Bisakah anda lihat dimana saya salah belok?

Terlepas dari masalah teknis di atas, berjalan kaki di Singapura adalah suatu kenikmatan tersendiri. Beberapa rute seperti dari Woodlands ke Canberra dari dari Farrer Park ke Serangoon hampir seperti satu jalur yang lurus, gampang dan santai untuk ditempuh. Ada pula yang lebih menantang dan membawa saya ke tempat-tempat yang belum pernah saya lihat sebelumnya. Saya melewati kolong jembatan, taman, perumahan, kuburan, danau dan waduk, dam, bukit (dan saya agak terengah-engah saat jalan menanjak), marina, hutan di pulau dan juga gang-gang kecil yang naik turun dan mengingatkan saya dengan Hong Kong.

Ini adalah pengalaman yang menarik. Lewat pengalaman ini, saya juga menyadari bahwa meski saya selalu ingin mengatakan kalau trotoar di Singapura tidak pernah putus bagi pejalan kaki, ternyata asumsi ini tidak sepenuhnya benar. Setidaknya ada dua kesempatan dimana saya dikejutkan oleh penemuan tak terduga ini. Dua peristiwa ini terjadi dekat stasiun MRT Thomson-East Coast line yang sedang dibangun, Orchard and Great World. Ketika saya sedang berjalan, tiba-tiba trotoarnya hilang, haha. 

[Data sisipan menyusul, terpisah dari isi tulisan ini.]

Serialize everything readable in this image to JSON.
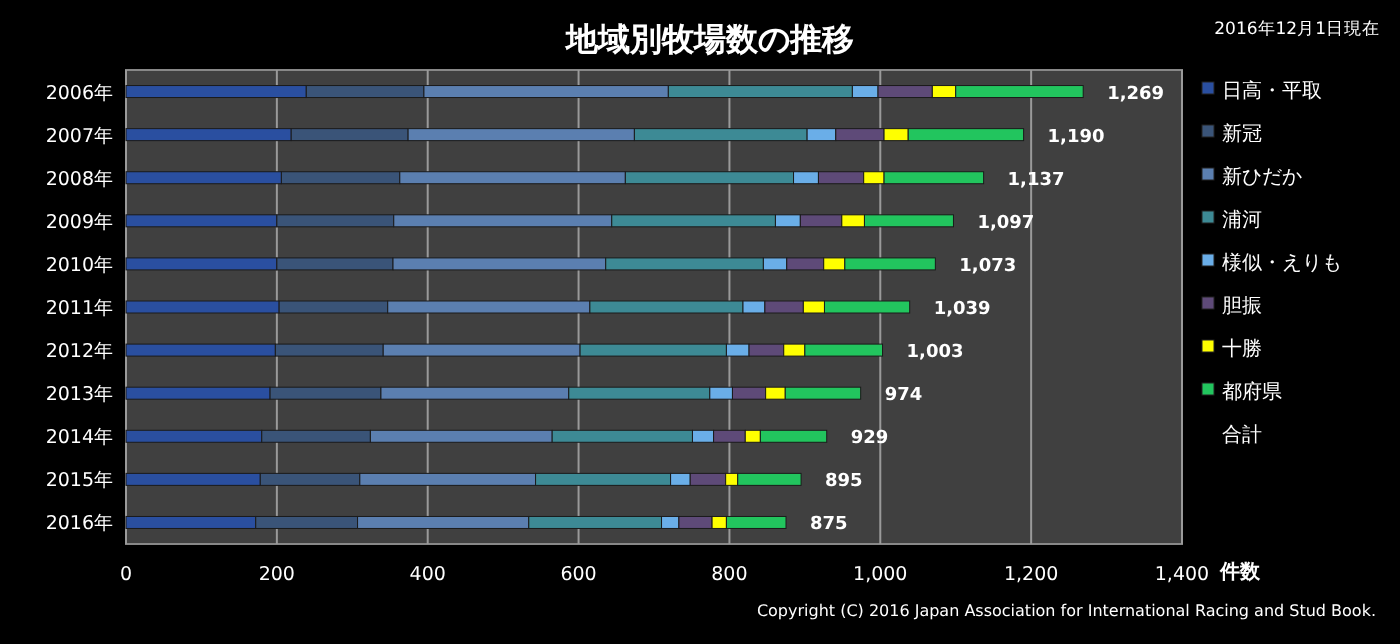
{
  "chart_data": {
    "type": "bar",
    "orientation": "horizontal",
    "stacked": true,
    "title": "地域別牧場数の推移",
    "subtitle": "2016年12月1日現在",
    "xlabel": "件数",
    "categories": [
      "2006年",
      "2007年",
      "2008年",
      "2009年",
      "2010年",
      "2011年",
      "2012年",
      "2013年",
      "2014年",
      "2015年",
      "2016年"
    ],
    "series": [
      {
        "name": "日高・平取",
        "color": "#2a4fa0",
        "values": [
          239,
          219,
          206,
          200,
          200,
          203,
          198,
          191,
          180,
          178,
          172
        ]
      },
      {
        "name": "新冠",
        "color": "#3a5478",
        "values": [
          156,
          155,
          157,
          155,
          154,
          144,
          143,
          147,
          144,
          132,
          135
        ]
      },
      {
        "name": "新ひだか",
        "color": "#5b7fb0",
        "values": [
          324,
          300,
          299,
          289,
          282,
          268,
          261,
          249,
          241,
          233,
          227
        ]
      },
      {
        "name": "浦河",
        "color": "#3d8a95",
        "values": [
          244,
          229,
          223,
          217,
          209,
          203,
          194,
          187,
          186,
          179,
          176
        ]
      },
      {
        "name": "様似・えりも",
        "color": "#6aaee8",
        "values": [
          34,
          38,
          33,
          33,
          31,
          29,
          30,
          30,
          28,
          26,
          23
        ]
      },
      {
        "name": "胆振",
        "color": "#5e4a78",
        "values": [
          72,
          64,
          60,
          55,
          49,
          51,
          46,
          44,
          42,
          47,
          44
        ]
      },
      {
        "name": "十勝",
        "color": "#ffff00",
        "values": [
          31,
          32,
          27,
          30,
          28,
          28,
          28,
          26,
          20,
          16,
          19
        ]
      },
      {
        "name": "都府県",
        "color": "#22c55e",
        "values": [
          169,
          153,
          132,
          118,
          120,
          113,
          103,
          100,
          88,
          84,
          79
        ]
      }
    ],
    "totals": [
      "1,269",
      "1,190",
      "1,137",
      "1,097",
      "1,073",
      "1,039",
      "1,003",
      "974",
      "929",
      "895",
      "875"
    ],
    "xlim": [
      0,
      1400
    ],
    "xticks": [
      0,
      {
        "value": 200,
        "label": "200"
      },
      {
        "value": 400,
        "label": "400"
      },
      {
        "value": 600,
        "label": "600"
      },
      {
        "value": 800,
        "label": "800"
      },
      {
        "value": 1000,
        "label": "1,000"
      },
      {
        "value": 1200,
        "label": "1,200"
      },
      {
        "value": 1400,
        "label": "1,400"
      }
    ],
    "grid": "x",
    "legend": "right",
    "annotations": [
      "合計",
      "Copyright (C) 2016 Japan Association for International Racing and Stud Book."
    ]
  }
}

Tersesat di tengah hujan di Kranji!
Foto oleh Lawrence.

Pada akhirnya, semua ini adalah tentang olahraga yang benar-benar minim dalam hidup saya. Sekarang minimal ada satu aktivitas yang bisa saya tekuni dengan senang hati. Hasilnya? Saya memiliki sebuah kaos yang jarang saya pakai karena terlalu ketat, namun ketika saya coba lagi baru-baru ini, saya ingat kalau saya bergumam pada istri saya bahwa kaos ini terasa lebih pas sekarang. Jadi, ya, kemungkinan ini akan berlanjut terus. Waktunya Strava!